Regresó a la oficina postal y entró como un bólido sin control, ante la sorpresa de todos. Revolvió los cajones con correspondencia, pero no halló la carta del chico. Fue directamente al mostrador, increpó a los despachantes, hostigándolos con preguntas a los gritos, para que le dieran datos del padre de ese chico que escribía a Papá Noel. Uno, mirándolo sin comprender la intempestiva, le dijo el nombre y le dio la dirección. Se llamaba Palmiro Nuncio.
La casa de PN quedaba a tres cuadras. El cartero salió corriendo de la oficina. Corrió hasta llegar a la puerta. Golpeó con violencia. Golpeó de nuevo y volvió a golpear, entre jadeos de cansancio y agotamiento, pero más por la desesperación. Un hombre abrió la puerta. Y al ver su imagen, la de un hombre vestido con uniforme del correo convertido en una miseria humana, lo miró de arriba abajo. Pedro le dijo que tenía que entregarle las cartas de su esposa, que no había comprendido a tiempo y que quizá fuera tarde, que debía detenerla antes de que se suicidara, que debía apurarse. El hombre lo atajó en sus brazos, cuando Pedro se cayó sin fuerzas.

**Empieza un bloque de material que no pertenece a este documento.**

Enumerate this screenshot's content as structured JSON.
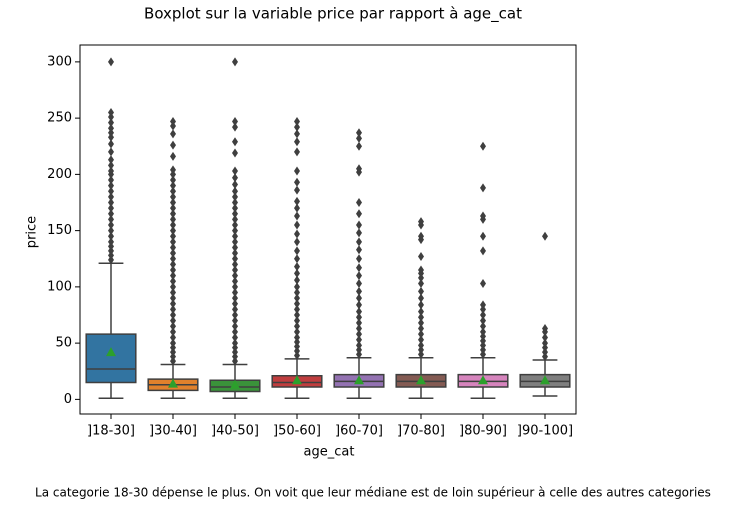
{
  "chart_data": {
    "type": "boxplot",
    "title": "Boxplot sur la variable price par rapport à age_cat",
    "x_label": "age_cat",
    "y_label": "price",
    "categories": [
      "]18-30]",
      "]30-40]",
      "]40-50]",
      "]50-60]",
      "]60-70]",
      "]70-80]",
      "]80-90]",
      "]90-100]"
    ],
    "colors": [
      "#3274a1",
      "#e1812c",
      "#3a923a",
      "#c03d3e",
      "#9372b2",
      "#845b53",
      "#d684bd",
      "#7f7f7f"
    ],
    "mean_color": "#2ca02c",
    "boxes": [
      {
        "min": 1,
        "q1": 15,
        "median": 27,
        "q3": 58,
        "max": 121,
        "mean": 42,
        "outliers": [
          124,
          128,
          132,
          136,
          140,
          145,
          150,
          155,
          160,
          165,
          170,
          175,
          180,
          185,
          190,
          195,
          200,
          203,
          208,
          213,
          220,
          227,
          233,
          237,
          241,
          246,
          251,
          255,
          300
        ]
      },
      {
        "min": 1,
        "q1": 8,
        "median": 13,
        "q3": 18,
        "max": 31,
        "mean": 14,
        "outliers": [
          34,
          38,
          42,
          46,
          50,
          55,
          60,
          65,
          70,
          75,
          80,
          85,
          90,
          95,
          100,
          105,
          110,
          115,
          120,
          125,
          130,
          135,
          140,
          145,
          150,
          155,
          160,
          165,
          170,
          175,
          180,
          185,
          190,
          195,
          200,
          204,
          216,
          226,
          236,
          243,
          247
        ]
      },
      {
        "min": 1,
        "q1": 7,
        "median": 11,
        "q3": 17,
        "max": 31,
        "mean": 13,
        "outliers": [
          34,
          38,
          42,
          46,
          50,
          55,
          60,
          65,
          70,
          75,
          80,
          85,
          90,
          95,
          100,
          105,
          110,
          115,
          120,
          125,
          130,
          135,
          140,
          145,
          150,
          155,
          160,
          165,
          170,
          175,
          180,
          185,
          191,
          197,
          203,
          219,
          229,
          242,
          247,
          300
        ]
      },
      {
        "min": 1,
        "q1": 11,
        "median": 15,
        "q3": 21,
        "max": 36,
        "mean": 17,
        "outliers": [
          39,
          43,
          47,
          51,
          55,
          60,
          65,
          70,
          75,
          80,
          85,
          90,
          95,
          100,
          106,
          112,
          118,
          125,
          132,
          140,
          147,
          155,
          163,
          170,
          176,
          186,
          193,
          203,
          220,
          229,
          236,
          242,
          247
        ]
      },
      {
        "min": 1,
        "q1": 11,
        "median": 16,
        "q3": 22,
        "max": 37,
        "mean": 17,
        "outliers": [
          40,
          44,
          48,
          53,
          58,
          63,
          68,
          73,
          78,
          84,
          90,
          96,
          103,
          110,
          117,
          125,
          133,
          140,
          148,
          155,
          165,
          175,
          202,
          205,
          225,
          232,
          237
        ]
      },
      {
        "min": 1,
        "q1": 11,
        "median": 16,
        "q3": 22,
        "max": 37,
        "mean": 17,
        "outliers": [
          40,
          44,
          48,
          53,
          58,
          63,
          68,
          73,
          78,
          84,
          90,
          96,
          103,
          108,
          112,
          115,
          127,
          142,
          145,
          155,
          158
        ]
      },
      {
        "min": 1,
        "q1": 11,
        "median": 16,
        "q3": 22,
        "max": 37,
        "mean": 17,
        "outliers": [
          40,
          44,
          48,
          52,
          56,
          60,
          65,
          70,
          75,
          80,
          84,
          103,
          132,
          145,
          160,
          163,
          188,
          225
        ]
      },
      {
        "min": 3,
        "q1": 11,
        "median": 16,
        "q3": 22,
        "max": 35,
        "mean": 17,
        "outliers": [
          38,
          42,
          46,
          50,
          55,
          60,
          63,
          145
        ]
      }
    ],
    "ylim": [
      -13,
      315
    ],
    "yticks": [
      0,
      50,
      100,
      150,
      200,
      250,
      300
    ]
  },
  "caption": "La categorie 18-30 dépense le plus. On voit que leur médiane est de loin supérieur à celle des autres categories"
}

Cuando recobró el conocimiento, Palmiro se hallaba delante de él, y a su lado, Candela Martino, su esposa. Pedro la miró dudando, le preguntó el nombre; y ella se lo dijo. Él, seguro de que había logrado salvarla, comenzó a reír. Rio, rio, y estalló en carcajadas. Con temor, Candela miró a Palmiro. El hombre supo que había tomado la decisión correcta.

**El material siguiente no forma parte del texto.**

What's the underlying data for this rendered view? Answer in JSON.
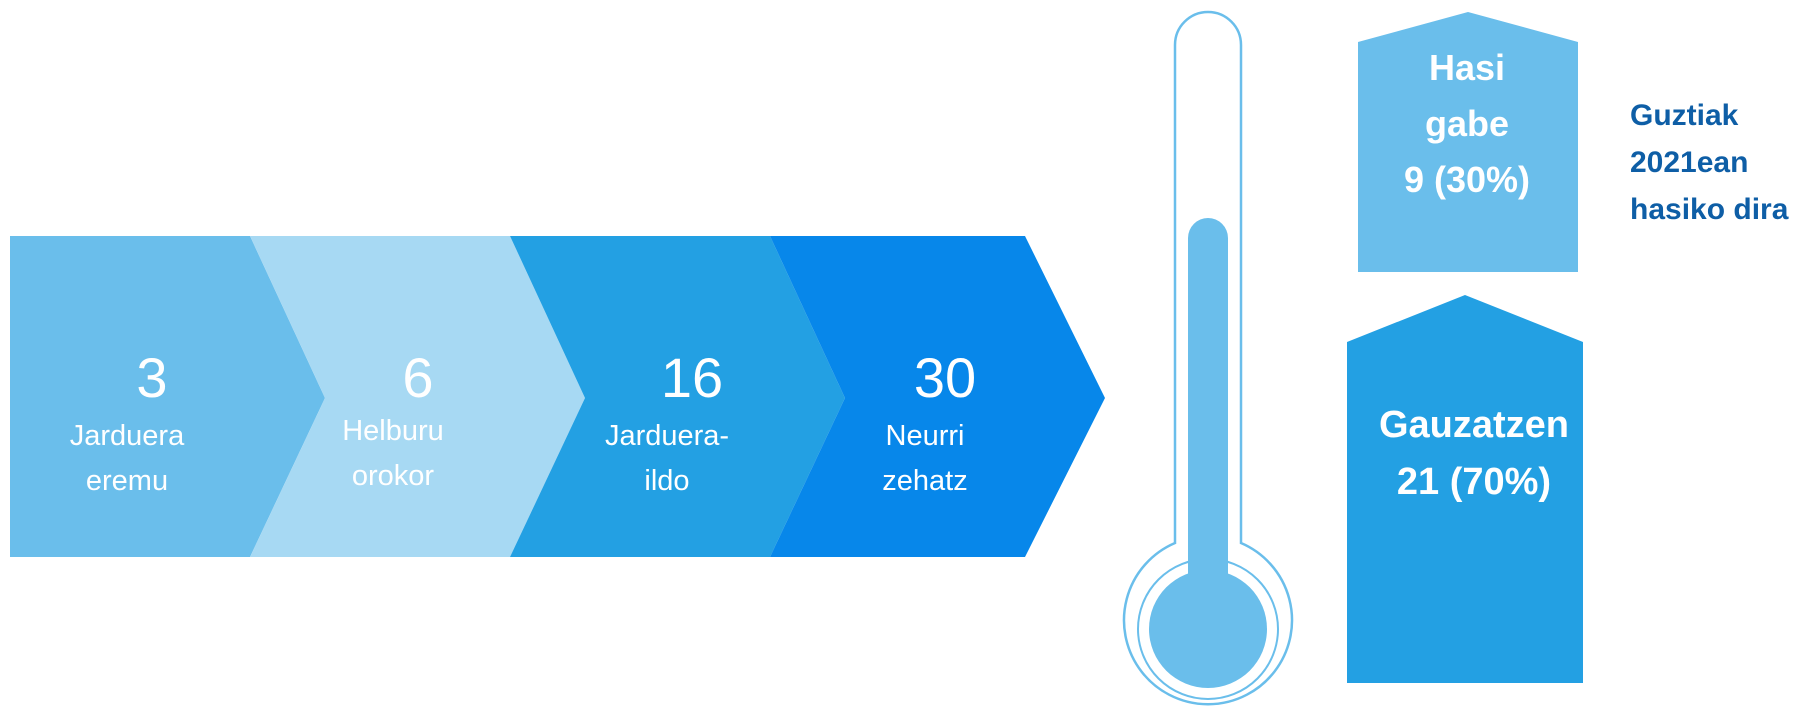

Cuando los médicos se llevaron a Pedro con un chaleco de fuerza, les pidieron a Palmiro y a Candela que por favor avisaran de lo ocurrido a la oficina postal. Esa misma mañana, mientras Pedro estaba siendo internado, la pareja contó lo sucedido. La mujer que los recibió, Karina Montes, los escuchó con atención. Después, cuando la pareja se fue, Karina hizo una llamada por un teléfono confidencial, que usaba para comunicarse sólo con una persona. Y contó lo ocurrido. Patricio Normando, que se hallaba supuestamente de viaje, mientras escuchaba lo que su amante le contaba, se sintió estremecer. Se levantó de la cama de la casa de ella, se vistió como pudo y corrió a su casa.
Cuando llegó, la encontró en el estado de abandono que la había visto Pedro tres días antes. Vio una imagen reflejaba en el vidrio del ventanal del comedor; eso, un instante antes del disparo. Patricio cayó al suelo con una bala en su espalda. Cristina Mendía, su esposa, se acercó, lo dio vuelta con el pie, lo miró con odio y le disparó dos veces más, ahora en el pecho.